Heeft u me al gemist? Geen wonder, want ik ben heerlijk knuffelbaar en aaibaar, heel licht en onweerstaanbaar zacht. En als het echt koud wordt, sta ik garant voor behaaglijke warmte. Wie kan dat weerstaan? Ik ben een kasjmiervezel en vandaag neem ik u mee naar mijn thuis.

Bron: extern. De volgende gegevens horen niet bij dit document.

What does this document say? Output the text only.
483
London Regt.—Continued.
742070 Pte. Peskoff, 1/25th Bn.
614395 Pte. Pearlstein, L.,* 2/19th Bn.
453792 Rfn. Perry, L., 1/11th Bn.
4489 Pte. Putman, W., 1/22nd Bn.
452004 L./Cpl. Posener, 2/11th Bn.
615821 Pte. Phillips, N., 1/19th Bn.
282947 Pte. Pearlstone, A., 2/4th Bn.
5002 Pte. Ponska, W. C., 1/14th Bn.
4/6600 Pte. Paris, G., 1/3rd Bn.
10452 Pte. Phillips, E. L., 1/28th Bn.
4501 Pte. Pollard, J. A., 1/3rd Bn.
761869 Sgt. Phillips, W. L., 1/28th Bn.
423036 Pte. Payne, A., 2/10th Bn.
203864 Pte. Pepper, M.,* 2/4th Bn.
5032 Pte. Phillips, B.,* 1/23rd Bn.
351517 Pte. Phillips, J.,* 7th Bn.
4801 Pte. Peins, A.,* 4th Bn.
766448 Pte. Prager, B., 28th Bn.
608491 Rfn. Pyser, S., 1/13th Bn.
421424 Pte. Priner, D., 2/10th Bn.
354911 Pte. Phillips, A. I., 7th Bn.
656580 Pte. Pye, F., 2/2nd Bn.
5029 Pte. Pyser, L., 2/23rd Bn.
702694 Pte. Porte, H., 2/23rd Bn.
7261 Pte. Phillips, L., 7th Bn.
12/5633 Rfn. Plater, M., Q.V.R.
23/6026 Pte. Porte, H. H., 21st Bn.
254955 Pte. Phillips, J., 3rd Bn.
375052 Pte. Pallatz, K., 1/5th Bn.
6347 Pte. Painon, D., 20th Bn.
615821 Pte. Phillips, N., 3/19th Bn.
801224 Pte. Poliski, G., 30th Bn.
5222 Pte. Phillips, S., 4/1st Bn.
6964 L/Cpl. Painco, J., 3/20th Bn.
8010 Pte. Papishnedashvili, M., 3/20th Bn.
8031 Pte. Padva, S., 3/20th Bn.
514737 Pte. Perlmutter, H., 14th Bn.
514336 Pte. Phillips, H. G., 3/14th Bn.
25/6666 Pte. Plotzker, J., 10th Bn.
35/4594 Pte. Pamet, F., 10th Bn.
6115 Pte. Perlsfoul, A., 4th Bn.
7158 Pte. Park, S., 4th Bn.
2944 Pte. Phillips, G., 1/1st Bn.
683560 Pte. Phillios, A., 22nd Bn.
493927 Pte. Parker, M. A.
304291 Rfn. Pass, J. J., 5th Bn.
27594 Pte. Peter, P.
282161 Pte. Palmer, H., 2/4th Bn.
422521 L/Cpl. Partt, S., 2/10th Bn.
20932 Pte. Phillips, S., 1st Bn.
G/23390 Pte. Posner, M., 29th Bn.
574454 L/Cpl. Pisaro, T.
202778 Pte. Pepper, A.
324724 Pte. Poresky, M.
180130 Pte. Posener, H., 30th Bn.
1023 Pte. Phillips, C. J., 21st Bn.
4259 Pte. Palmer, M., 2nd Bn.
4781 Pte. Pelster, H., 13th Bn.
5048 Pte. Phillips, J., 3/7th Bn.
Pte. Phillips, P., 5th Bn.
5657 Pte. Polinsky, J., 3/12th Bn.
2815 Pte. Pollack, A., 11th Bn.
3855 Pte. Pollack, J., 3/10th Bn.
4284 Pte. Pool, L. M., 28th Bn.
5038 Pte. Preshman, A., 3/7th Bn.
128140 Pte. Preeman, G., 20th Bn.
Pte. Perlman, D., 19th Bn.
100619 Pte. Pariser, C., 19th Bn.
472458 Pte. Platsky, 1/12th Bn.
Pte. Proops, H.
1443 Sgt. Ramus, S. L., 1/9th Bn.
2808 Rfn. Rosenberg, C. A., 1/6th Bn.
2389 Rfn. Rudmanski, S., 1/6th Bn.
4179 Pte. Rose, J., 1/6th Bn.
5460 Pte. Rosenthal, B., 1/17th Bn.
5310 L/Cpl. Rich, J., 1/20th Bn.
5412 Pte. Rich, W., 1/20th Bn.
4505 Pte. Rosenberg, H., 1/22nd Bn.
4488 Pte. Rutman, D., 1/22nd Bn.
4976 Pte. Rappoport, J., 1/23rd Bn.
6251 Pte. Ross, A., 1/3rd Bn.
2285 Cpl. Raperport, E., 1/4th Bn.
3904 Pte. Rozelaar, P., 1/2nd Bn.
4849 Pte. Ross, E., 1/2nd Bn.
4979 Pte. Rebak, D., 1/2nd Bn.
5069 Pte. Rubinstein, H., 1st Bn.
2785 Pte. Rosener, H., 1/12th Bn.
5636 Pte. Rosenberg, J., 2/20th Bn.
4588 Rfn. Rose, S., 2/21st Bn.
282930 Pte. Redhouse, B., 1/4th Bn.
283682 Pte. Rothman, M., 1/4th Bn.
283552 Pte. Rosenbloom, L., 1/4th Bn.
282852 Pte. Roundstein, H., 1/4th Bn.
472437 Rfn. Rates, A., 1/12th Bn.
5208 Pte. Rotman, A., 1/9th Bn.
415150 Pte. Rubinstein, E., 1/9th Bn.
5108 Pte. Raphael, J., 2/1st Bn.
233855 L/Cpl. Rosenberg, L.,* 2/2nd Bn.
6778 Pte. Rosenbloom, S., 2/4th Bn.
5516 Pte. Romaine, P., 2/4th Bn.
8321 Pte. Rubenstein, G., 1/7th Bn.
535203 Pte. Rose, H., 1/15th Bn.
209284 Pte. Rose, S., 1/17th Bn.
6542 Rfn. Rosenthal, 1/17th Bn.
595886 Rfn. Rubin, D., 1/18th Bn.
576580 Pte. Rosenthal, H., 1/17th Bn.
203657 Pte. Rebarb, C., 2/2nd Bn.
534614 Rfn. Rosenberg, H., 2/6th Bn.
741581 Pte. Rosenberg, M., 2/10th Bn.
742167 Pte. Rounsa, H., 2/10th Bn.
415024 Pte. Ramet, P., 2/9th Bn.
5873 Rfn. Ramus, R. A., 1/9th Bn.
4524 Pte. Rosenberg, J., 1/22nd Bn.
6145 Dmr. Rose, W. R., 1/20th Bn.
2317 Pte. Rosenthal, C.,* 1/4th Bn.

Kasjmiervezel: “Mijn thuis”
Ik ben geboren en getogen op een kleine boerderij op de Alashan-vlakte in de uitgestrekte steppen van Noordwest-China, in het noordwesten van Binnen-Mongolië. Ik woon hier met mijn broers, zussen en vrienden, met een prachtig uitzicht op brede heuvels die zachtjes deinen tegen een eindeloze horizon. Sommigen van ons zijn geboren in de winter. Dat is een zware tijd op de steppe. Het is hier ijskoud, de lucht is helderblauw en een dichte witte deken ligt over het landschap. Dus het komt goed uit dat ik voor wat aangename warmte kan zorgen. Te veel warmte is echter ook niet goed. Daarom word ik na een jaar voor het eerst gekamd en geschoren. De geiten zijn dan nog echte jonkies en hun haar is heel, heel fijn, een echte schat.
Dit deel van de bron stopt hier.